Für welche Branchen wird Voice als erstes ein Thema? Peter Kabel beantwortet diese Frage aus der Nutzerperspektive und verweist auf Situationen mit einem „dilemma of choice“ für den Kunden – sobald der Wunsch nach Auswahl bei einem Zuviel an Information wie 1.000 angezeigten Schuhen in Frustration kippt. Sprachassistenten können den Auswahlprozess vereinfachen, was aber Vertrauen des Kunden voraussetzt. Wir sind sicher, dass gerade beim Shopping – per Sprache noch so gut wie nicht vorhanden – eine weitere Option an Bedeutung gewinnen wird: nämlich die Kombination von Sprache und Bild, also die Vernetzung der Sinne. Unsere aktuelle Beyto Smart Speaker Studie zeigt, dass bereits ein Drittel der technikaffinen Nutzer über Smart Speaker mit einem Display verfügt.

Dennoch: Vertrauen bleibt beim User Interface Voice ein Thema. Vertrauen basiert darauf, dass man sich auf den anderen verlassen kann. Im Fall intelligenter Assistenten heißt das: Je besser der Assistent mich kennt, desto sicherer kann ich sein, dass er die richtige Entscheidung trifft.

Deshalb glauben wir bei Beyto, dass übergeordnete Plattformen wie Amazon Alexa oder Google Assistant durch den Aufbau von Wissen auch zukünftig relevant sind, wenn es um nahtlose Kommunikation geht. Gleichzeitig sehen wir aber auch den Sinn von Individual-Lösungen intelligenter Assistenten, wie sie derzeit entstehen. So gibt es Pilotprojekte für Kliniken mit dem Ziel, Informationen aus Arzt-Patienten-Gesprächen parallel zu erfassen und den ärztlichen Blick auf den Monitor überflüssig zu machen. Es leuchtet ein, dass für diesen sensiblen Datenbereich nach eigenen Wegen gesucht wird.
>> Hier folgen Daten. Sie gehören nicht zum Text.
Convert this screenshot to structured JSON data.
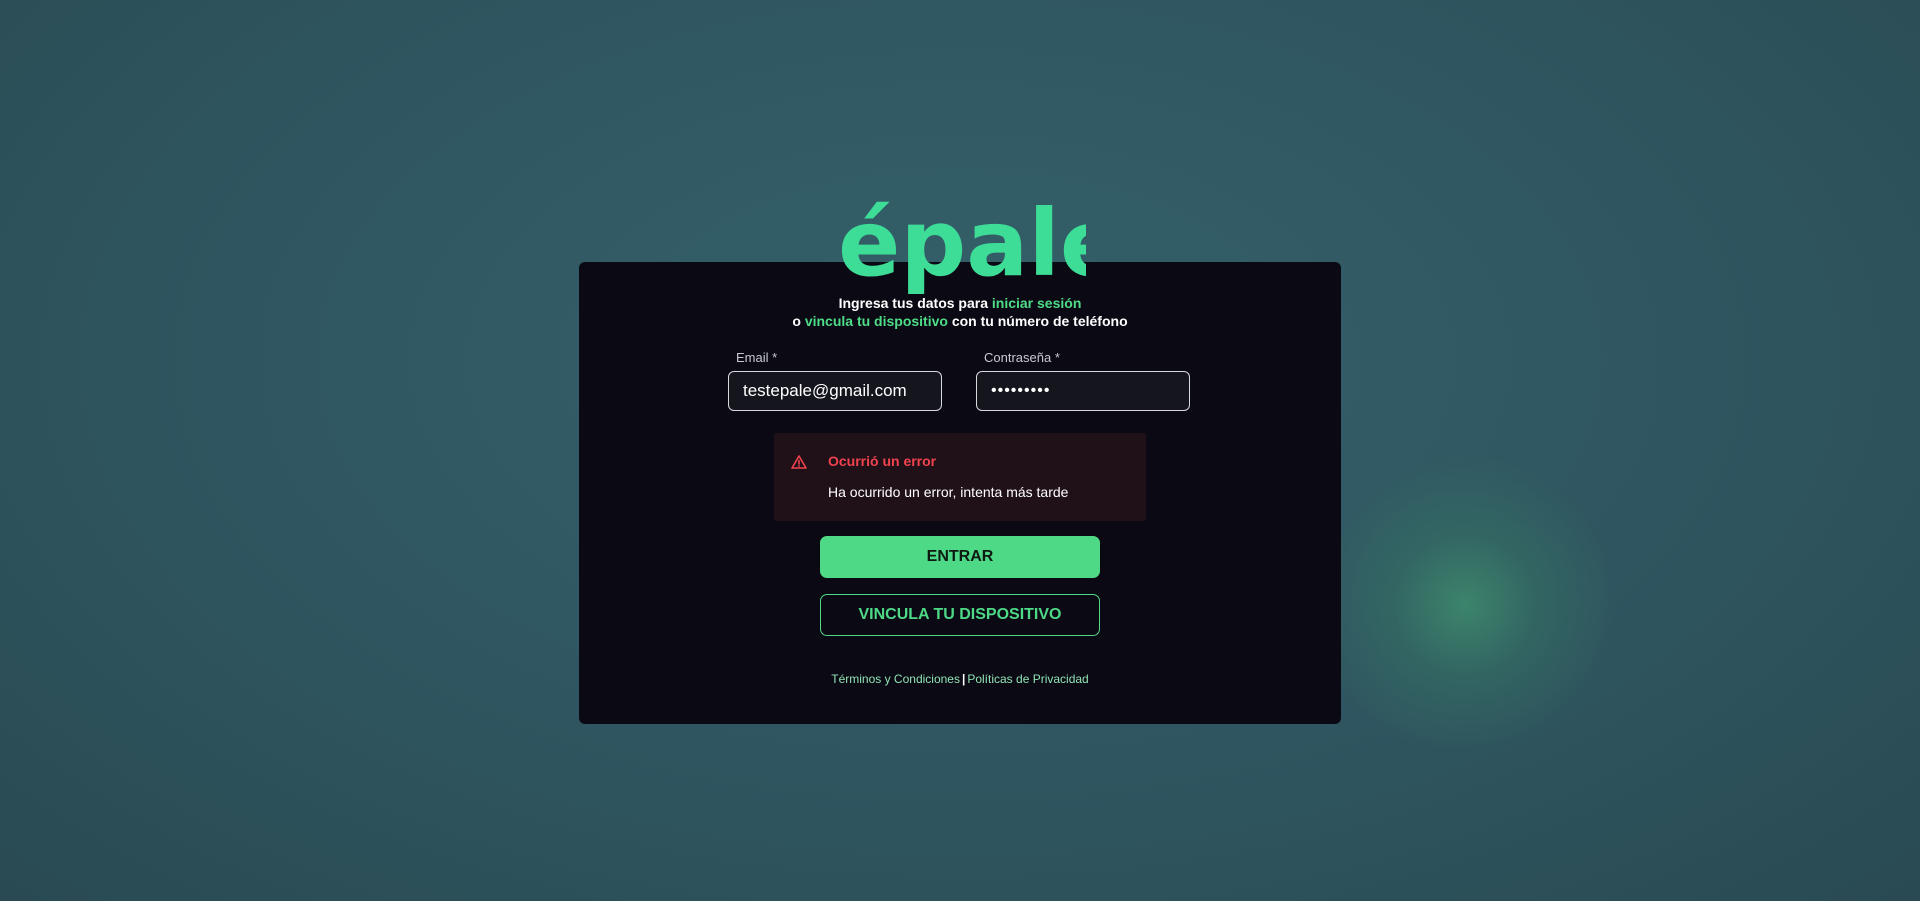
{
  "brand": {
    "logo_text": "épale",
    "accent_color": "#4ed987",
    "logo_color": "#3ddc97"
  },
  "subtitle": {
    "line1_prefix": "Ingresa tus datos para ",
    "line1_highlight": "iniciar sesión",
    "line2_prefix": "o ",
    "line2_highlight": "vincula tu dispositivo",
    "line2_suffix": " con tu número de teléfono"
  },
  "form": {
    "email_label": "Email *",
    "email_value": "testepale@gmail.com",
    "password_label": "Contraseña *",
    "password_value": "•••••••••"
  },
  "error": {
    "icon": "warning-triangle-icon",
    "title": "Ocurrió un error",
    "message": "Ha ocurrido un error, intenta más tarde",
    "color": "#f0434e"
  },
  "buttons": {
    "login_label": "ENTRAR",
    "link_device_label": "VINCULA TU DISPOSITIVO"
  },
  "footer": {
    "terms_label": "Términos y Condiciones",
    "separator": "|",
    "privacy_label": "Políticas de Privacidad"
  }
}
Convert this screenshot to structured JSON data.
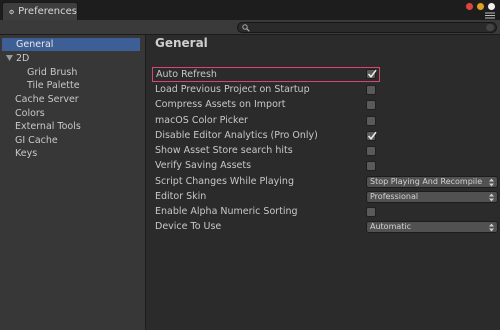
{
  "window": {
    "tab_title": "Preferences",
    "tab_icon": "gear-icon",
    "controls": [
      {
        "name": "close-button",
        "color": "#e0443e"
      },
      {
        "name": "minimize-button",
        "color": "#dea123"
      },
      {
        "name": "maximize-button",
        "color": "#f0f0f0"
      }
    ]
  },
  "search": {
    "placeholder": "",
    "value": ""
  },
  "sidebar": {
    "items": [
      {
        "label": "General",
        "selected": true
      },
      {
        "label": "2D",
        "expanded": true
      },
      {
        "label": "Grid Brush"
      },
      {
        "label": "Tile Palette"
      },
      {
        "label": "Cache Server"
      },
      {
        "label": "Colors"
      },
      {
        "label": "External Tools"
      },
      {
        "label": "GI Cache"
      },
      {
        "label": "Keys"
      }
    ]
  },
  "main": {
    "title": "General",
    "settings": [
      {
        "label": "Auto Refresh",
        "type": "checkbox",
        "checked": true,
        "highlighted": true
      },
      {
        "label": "Load Previous Project on Startup",
        "type": "checkbox",
        "checked": false
      },
      {
        "label": "Compress Assets on Import",
        "type": "checkbox",
        "checked": false
      },
      {
        "label": "macOS Color Picker",
        "type": "checkbox",
        "checked": false
      },
      {
        "label": "Disable Editor Analytics (Pro Only)",
        "type": "checkbox",
        "checked": true
      },
      {
        "label": "Show Asset Store search hits",
        "type": "checkbox",
        "checked": false
      },
      {
        "label": "Verify Saving Assets",
        "type": "checkbox",
        "checked": false
      },
      {
        "label": "Script Changes While Playing",
        "type": "dropdown",
        "value": "Stop Playing And Recompile"
      },
      {
        "label": "Editor Skin",
        "type": "dropdown",
        "value": "Professional"
      },
      {
        "label": "Enable Alpha Numeric Sorting",
        "type": "checkbox",
        "checked": false
      },
      {
        "label": "Device To Use",
        "type": "dropdown",
        "value": "Automatic"
      }
    ]
  },
  "colors": {
    "selection": "#3e5f96",
    "highlight_border": "#d64870",
    "background": "#2b2b2b",
    "sidebar": "#373737"
  }
}
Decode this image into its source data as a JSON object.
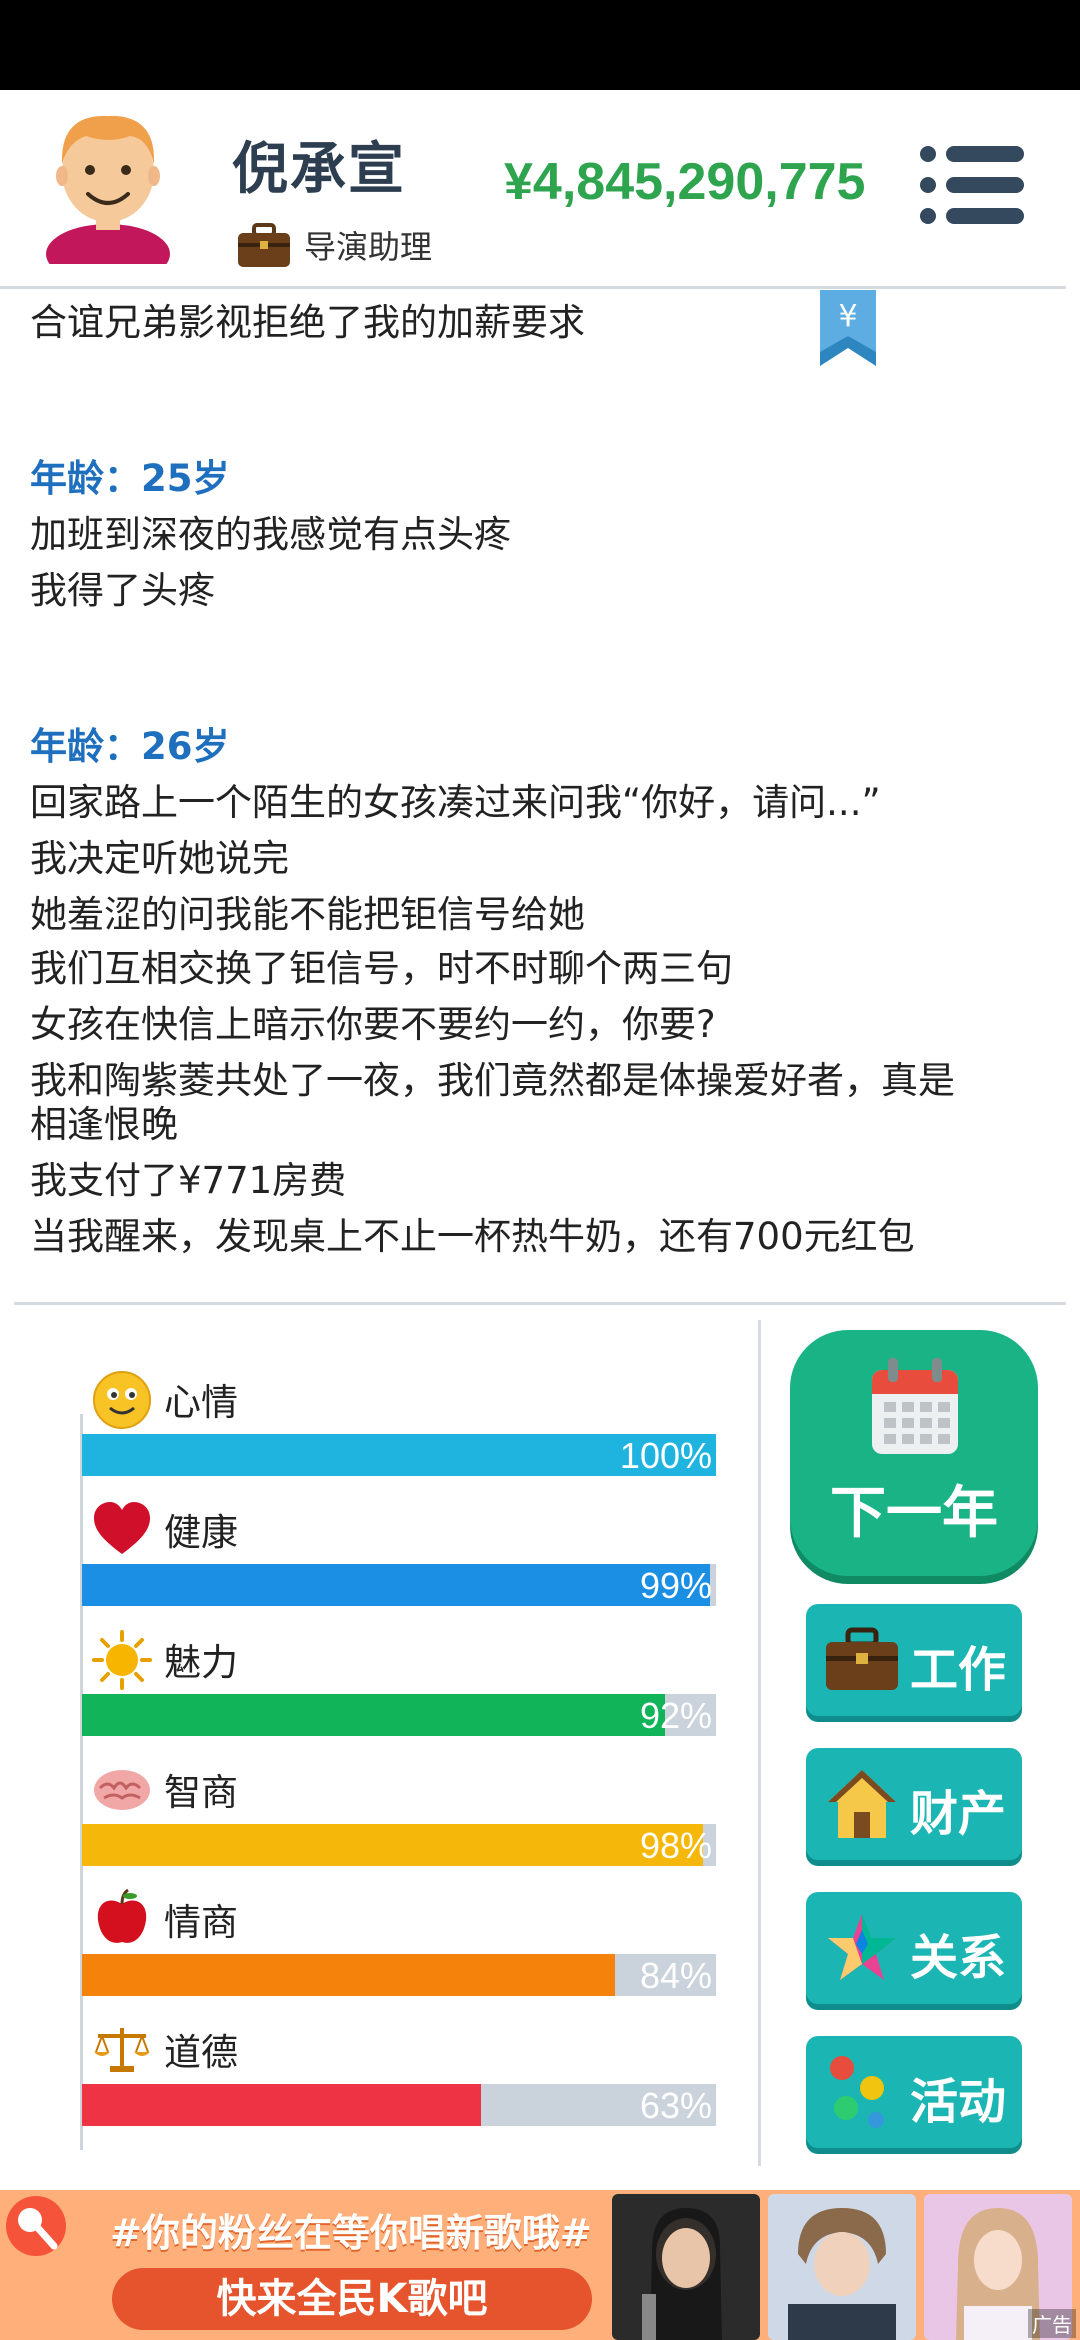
{
  "player": {
    "name": "倪承宣",
    "job": "导演助理",
    "money": "¥4,845,290,775"
  },
  "log": {
    "lines": [
      "合谊兄弟影视拒绝了我的加薪要求",
      "年龄：25岁",
      "加班到深夜的我感觉有点头疼",
      "我得了头疼",
      "年龄：26岁",
      "回家路上一个陌生的女孩凑过来问我“你好，请问...”",
      "我决定听她说完",
      "她羞涩的问我能不能把钜信号给她",
      "我们互相交换了钜信号，时不时聊个两三句",
      "女孩在快信上暗示你要不要约一约，你要?",
      "我和陶紫菱共处了一夜，我们竟然都是体操爱好者，真是",
      "相逢恨晚",
      "我支付了¥771房费",
      "当我醒来，发现桌上不止一杯热牛奶，还有700元红包"
    ]
  },
  "stats": [
    {
      "label": "心情",
      "value": 100,
      "text": "100%",
      "color": "#1fb3e0",
      "icon": "smiley-icon"
    },
    {
      "label": "健康",
      "value": 99,
      "text": "99%",
      "color": "#1a8fe3",
      "icon": "heart-icon"
    },
    {
      "label": "魅力",
      "value": 92,
      "text": "92%",
      "color": "#12b45a",
      "icon": "sun-icon"
    },
    {
      "label": "智商",
      "value": 98,
      "text": "98%",
      "color": "#f5b80a",
      "icon": "brain-icon"
    },
    {
      "label": "情商",
      "value": 84,
      "text": "84%",
      "color": "#f5820a",
      "icon": "apple-icon"
    },
    {
      "label": "道德",
      "value": 63,
      "text": "63%",
      "color": "#ee3344",
      "icon": "scales-icon"
    }
  ],
  "buttons": {
    "next_year": "下一年",
    "work": "工作",
    "property": "财产",
    "relations": "关系",
    "activity": "活动"
  },
  "ad": {
    "headline": "#你的粉丝在等你唱新歌哦#",
    "cta": "快来全民K歌吧",
    "tag": "广告"
  }
}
Richtig interessant wird es für den Patienten aber, wenn er später zuhause entscheiden kann, sich mit einer einfachen Frage an Alexa das aktuelle Röntgenbild schicken zu lassen. Wir bei Beyto sind überzeugt, dass sich die Kommunikation der Zukunft in diese Richtung entwickeln wird. Anders gesagt: Peter Kabel und Erik Siekmann sprechen darüber, dass in einigen Jahren die Unternehmen nicht mehr direkt mit dem Konsumenten in Kontakt treten, sondern ihre Botschaften an Assistenten kommunizieren. Wir gehen da noch einen Schritt weiter: Wir denken, dass Assistenten miteinander sprechen werden.

Ein beängstigendes Science-Fiction-Szenario? Nicht, wenn man die neue Technologie von Anfang an zu verstehen lernt – und damit auch in Zukunft handlungsfähig bleibt.